Joe Lonsdale said U.S. government regulation of artificial intelligence should be as small and narrow as possible during a recent appearance on CNBC’s "Squawk Box" [1].
This position comes as the U.S. government considers implementing a national review of AI technologies before they are released to the public [1, 2]. Because AI is a primary driver of current technological advancement, the scope of these regulations could determine the pace of domestic innovation, and the global competitiveness of American firms.
Lonsdale, a founding partner of the venture firm 8VC and a co-founder of Palantir Technologies, said regulatory oversight should be limited to targeted cases [1, 2]. He said a broad national review process could create bottlenecks for developers and slow the deployment of new tools [1, 2].
According to Lonsdale, the risk of overly broad regulation is the potential to hinder economic growth [1, 2]. By focusing on specific, high-risk applications rather than a blanket review of all AI technology, the government could mitigate dangers without stifling the industry's momentum [1, 2].
Lonsdale's comments reflect a growing tension between the need for public safety and the desire for rapid technological scaling. The debate centers on whether the government can accurately predict the risks of emerging AI without having a comprehensive review process in place before public release [1, 2].

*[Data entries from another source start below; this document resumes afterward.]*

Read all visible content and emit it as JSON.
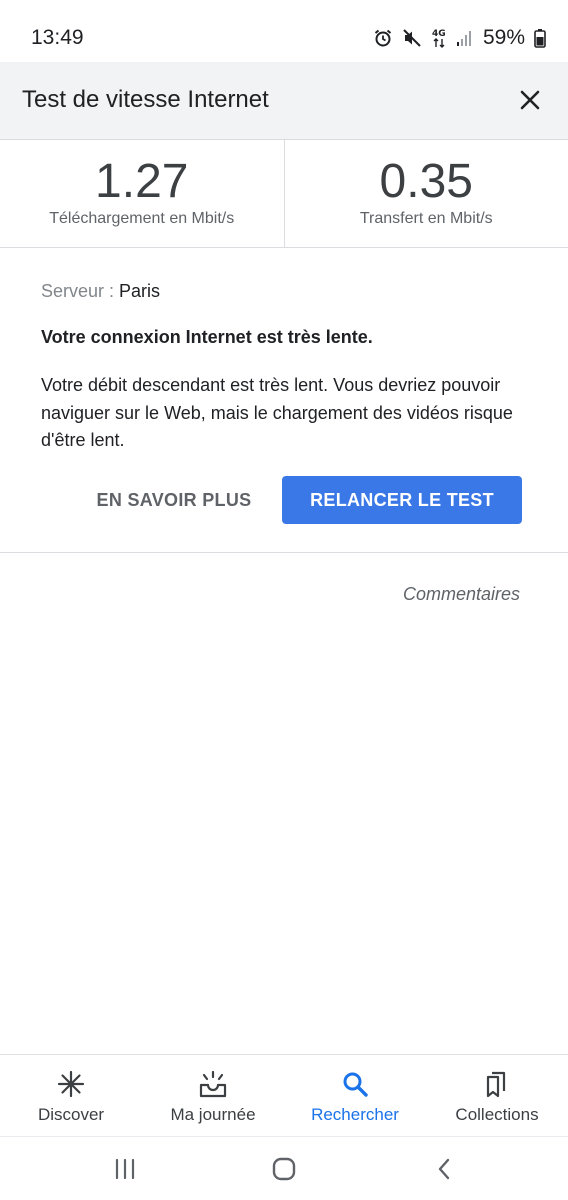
{
  "status": {
    "time": "13:49",
    "network": "4G",
    "battery": "59%"
  },
  "header": {
    "title": "Test de vitesse Internet"
  },
  "metrics": [
    {
      "value": "1.27",
      "label": "Téléchargement en Mbit/s"
    },
    {
      "value": "0.35",
      "label": "Transfert en Mbit/s"
    }
  ],
  "result": {
    "server_key": "Serveur : ",
    "server_value": "Paris",
    "verdict": "Votre connexion Internet est très lente.",
    "description": "Votre débit descendant est très lent. Vous devriez pouvoir naviguer sur le Web, mais le chargement des vidéos risque d'être lent.",
    "learn_more": "EN SAVOIR PLUS",
    "rerun": "RELANCER LE TEST"
  },
  "feedback": "Commentaires",
  "bottom_nav": {
    "items": [
      {
        "label": "Discover",
        "icon": "discover-asterisk-icon"
      },
      {
        "label": "Ma journée",
        "icon": "sunrise-icon"
      },
      {
        "label": "Rechercher",
        "icon": "search-icon"
      },
      {
        "label": "Collections",
        "icon": "collections-icon"
      }
    ],
    "active_color": "#1a73e8"
  },
  "colors": {
    "accent": "#3b78e7",
    "header_bg": "#f1f3f4"
  }
}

While the government weighs the benefits of a national review, venture capitalists and tech founders continue to advocate for a light-touch regulatory environment. Lonsdale said narrow targeting is the most effective way to balance security with the necessity of innovation [1, 2].

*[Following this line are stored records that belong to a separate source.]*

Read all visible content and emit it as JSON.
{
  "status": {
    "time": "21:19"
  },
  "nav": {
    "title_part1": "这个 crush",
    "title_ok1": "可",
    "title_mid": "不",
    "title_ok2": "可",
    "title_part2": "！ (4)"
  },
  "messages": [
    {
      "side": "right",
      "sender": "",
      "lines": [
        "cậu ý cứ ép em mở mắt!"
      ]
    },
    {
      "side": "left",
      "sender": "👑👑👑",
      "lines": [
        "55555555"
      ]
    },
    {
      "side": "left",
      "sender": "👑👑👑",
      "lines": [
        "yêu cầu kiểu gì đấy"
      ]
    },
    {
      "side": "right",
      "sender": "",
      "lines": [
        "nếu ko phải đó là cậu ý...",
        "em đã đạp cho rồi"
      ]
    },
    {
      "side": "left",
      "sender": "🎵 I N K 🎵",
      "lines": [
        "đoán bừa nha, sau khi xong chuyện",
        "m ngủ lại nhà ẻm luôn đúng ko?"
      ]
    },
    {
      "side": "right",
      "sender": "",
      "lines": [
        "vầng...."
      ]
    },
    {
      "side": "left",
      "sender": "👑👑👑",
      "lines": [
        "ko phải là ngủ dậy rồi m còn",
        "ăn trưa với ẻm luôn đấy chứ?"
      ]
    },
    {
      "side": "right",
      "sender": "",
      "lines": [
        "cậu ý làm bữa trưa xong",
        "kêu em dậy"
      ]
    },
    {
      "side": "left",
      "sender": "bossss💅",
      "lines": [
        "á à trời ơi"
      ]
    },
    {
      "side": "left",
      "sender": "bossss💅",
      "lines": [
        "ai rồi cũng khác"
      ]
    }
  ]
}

“Regulation of artificial intelligence should be as small and narrow as possible”
The push for 'narrow' regulation highlights a strategic conflict between the U.S. government's desire for systemic safety and the tech industry's need for speed. If the government adopts a broad national review, it may establish a precedent for pre-market approval similar to pharmaceutical regulations, potentially slowing the AI development cycle in the U.S. compared to regions with fewer restrictions.